Our interests also increasingly converge on issues such as promoting democracy and peace in India’s neighbors to the north, east and south. As you may have heard, earlier today the UN Human Rights Council, including India, voted in favor of a U.S.-led resolution calling on the Government of Sri Lanka to fulfill its commitments to its people on post-conflict accountability and reconciliation. India’s support and close coordination has been crucial. The United States and India are Sri Lanka’s largest trading partners, and we share a mutual desire to see peace and reconciliation among all Sri Lankans.
We both want to see Nepal’s transition to a full constitutional democracy come to fruition and welcome the formation of the Interim Election government. And we are glad to see India’s increasingly close cooperation and progress in addressing long-standing disputes with Bangladesh. With all three, we have strongly welcomed India’s regional role as a beacon of democracy and economic prosperity.

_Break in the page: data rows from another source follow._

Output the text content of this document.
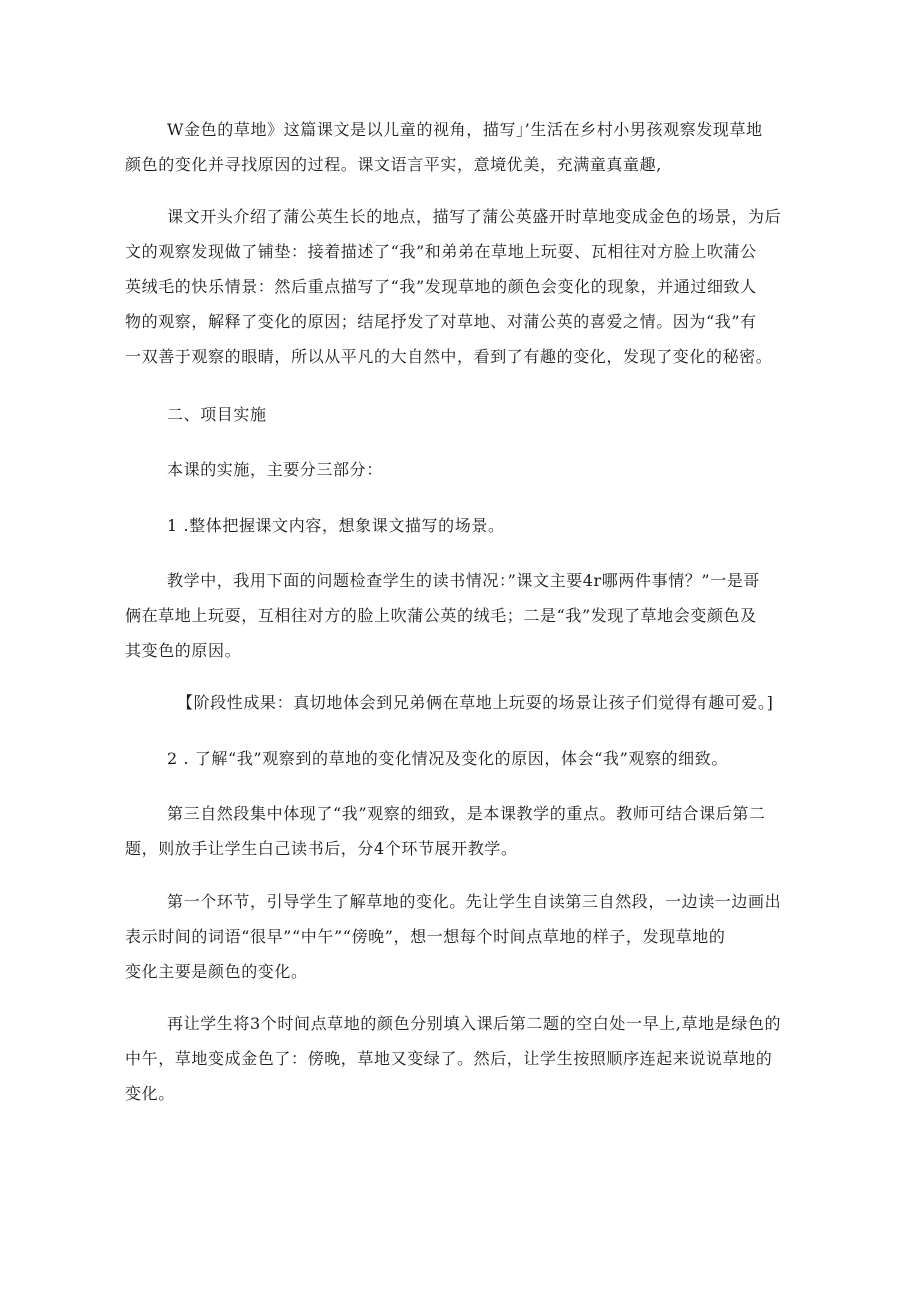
W金色的草地》这篇课文是以儿童的视角，描写」’生活在乡村小男孩观察发现草地
颜色的变化并寻找原因的过程。课文语言平实，意境优美，充满童真童趣,

课文开头介绍了蒲公英生长的地点，描写了蒲公英盛开时草地变成金色的场景，为后
文的观察发现做了铺垫：接着描述了“我”和弟弟在草地上玩耍、瓦相往对方脸上吹蒲公
英绒毛的快乐情景：然后重点描写了“我”发现草地的颜色会变化的现象，并通过细致人
物的观察，解释了变化的原因；结尾抒发了对草地、对蒲公英的喜爱之情。因为“我”有
一双善于观察的眼睛，所以从平凡的大自然中，看到了有趣的变化，发现了变化的秘密。

二、项目实施

本课的实施，主要分三部分：

1 .整体把握课文内容，想象课文描写的场景。

教学中，我用下面的问题检查学生的读书情况：”课文主要4r哪两件事情？”一是哥
俩在草地上玩耍，互相往对方的脸上吹蒲公英的绒毛；二是“我”发现了草地会变颜色及
其变色的原因。

【阶段性成果：真切地体会到兄弟俩在草地上玩耍的场景让孩子们觉得有趣可爱。]

2 . 了解“我”观察到的草地的变化情况及变化的原因，体会“我”观察的细致。

第三自然段集中体现了“我”观察的细致，是本课教学的重点。教师可结合课后第二
题，则放手让学生白己读书后，分4个环节展开教学。

第一个环节，引导学生了解草地的变化。先让学生自读第三自然段，一边读一边画出
表示时间的词语“很早”“中午”“傍晚”，想一想每个时间点草地的样子，发现草地的
变化主要是颜色的变化。

再让学生将3个时间点草地的颜色分别填入课后第二题的空白处一早上,草地是绿色的
中午，草地变成金色了：傍晚，草地又变绿了。然后，让学生按照顺序连起来说说草地的
变化。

Nowhere is India’s role more critical than in Afghanistan, particularly as we prepare for the 2014 transition. The Afghan government looks to India as a regional source of economic, political and security support. India is the largest regional investor in Afghanistan, led by a planned $10 billion mining investment, and has committed more than $2 billion in official assistance for reconstruction purposes. Last year New Delhi hosted a major summit on international investment in Afghanistan’s economy. As Afghanistan shifts its economy from aid to trade in the coming years, India’s regional role as a driver of economic prosperity and anchor of democratic stability becomes even more important.
Next month in Almaty, India and other countries of the region, will meet to discuss how they can best support a secure and prosperous Afghanistan, integrated into its region. This gathering is part of the Istanbul Process, in which Afghanistan’s neighbors and near-neighbors support Afghanistan through a range of initiatives that advance security and regional economic cooperation. For instance, India chairs a working group focused on expanding cross-border commercial and business-to-business relations. We welcome India’s leadership, because the United States and India have a shared interest in Afghanistan’s security and prosperity as well as a shared vision for increasing regional cooperation in support of Afghanistan.

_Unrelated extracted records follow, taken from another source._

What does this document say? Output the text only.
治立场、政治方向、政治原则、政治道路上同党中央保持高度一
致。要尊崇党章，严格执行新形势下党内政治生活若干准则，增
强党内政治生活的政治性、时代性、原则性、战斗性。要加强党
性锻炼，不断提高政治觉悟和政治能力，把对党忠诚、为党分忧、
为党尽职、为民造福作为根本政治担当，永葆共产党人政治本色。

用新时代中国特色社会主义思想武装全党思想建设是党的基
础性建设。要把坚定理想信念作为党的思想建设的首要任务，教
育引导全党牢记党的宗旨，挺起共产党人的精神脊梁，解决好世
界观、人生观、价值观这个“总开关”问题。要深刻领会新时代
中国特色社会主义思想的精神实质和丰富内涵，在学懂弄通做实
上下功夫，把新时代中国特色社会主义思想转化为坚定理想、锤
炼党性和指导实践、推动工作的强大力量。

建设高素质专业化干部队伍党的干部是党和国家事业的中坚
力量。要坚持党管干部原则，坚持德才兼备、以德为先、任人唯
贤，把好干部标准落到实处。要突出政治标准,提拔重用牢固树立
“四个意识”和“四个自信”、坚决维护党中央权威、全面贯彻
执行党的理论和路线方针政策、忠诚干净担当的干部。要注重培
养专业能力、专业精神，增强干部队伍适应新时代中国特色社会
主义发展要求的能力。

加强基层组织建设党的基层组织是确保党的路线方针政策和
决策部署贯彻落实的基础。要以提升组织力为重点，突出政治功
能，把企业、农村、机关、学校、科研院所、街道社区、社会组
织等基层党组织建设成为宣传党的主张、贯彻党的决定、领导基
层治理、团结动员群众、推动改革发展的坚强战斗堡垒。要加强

In conclusion, I am proud to report that our partnership has achieved much, whether it’s creating jobs and economic opportunity for American and Indians; meeting the need to educate the next generation; promoting security and prosperity in Afghanistan and the region; or countering the effects of climate change. But this partnership holds the promise for even more – and for that we look to you. If the next generation of students, educators, businesspeople, and artists have the same opportunity that I have had, to build new collaborations and form lasting friendships with the people of India, I am confident you will help fulfill the promise of this “defining partnership of the 21st century.” Thank you.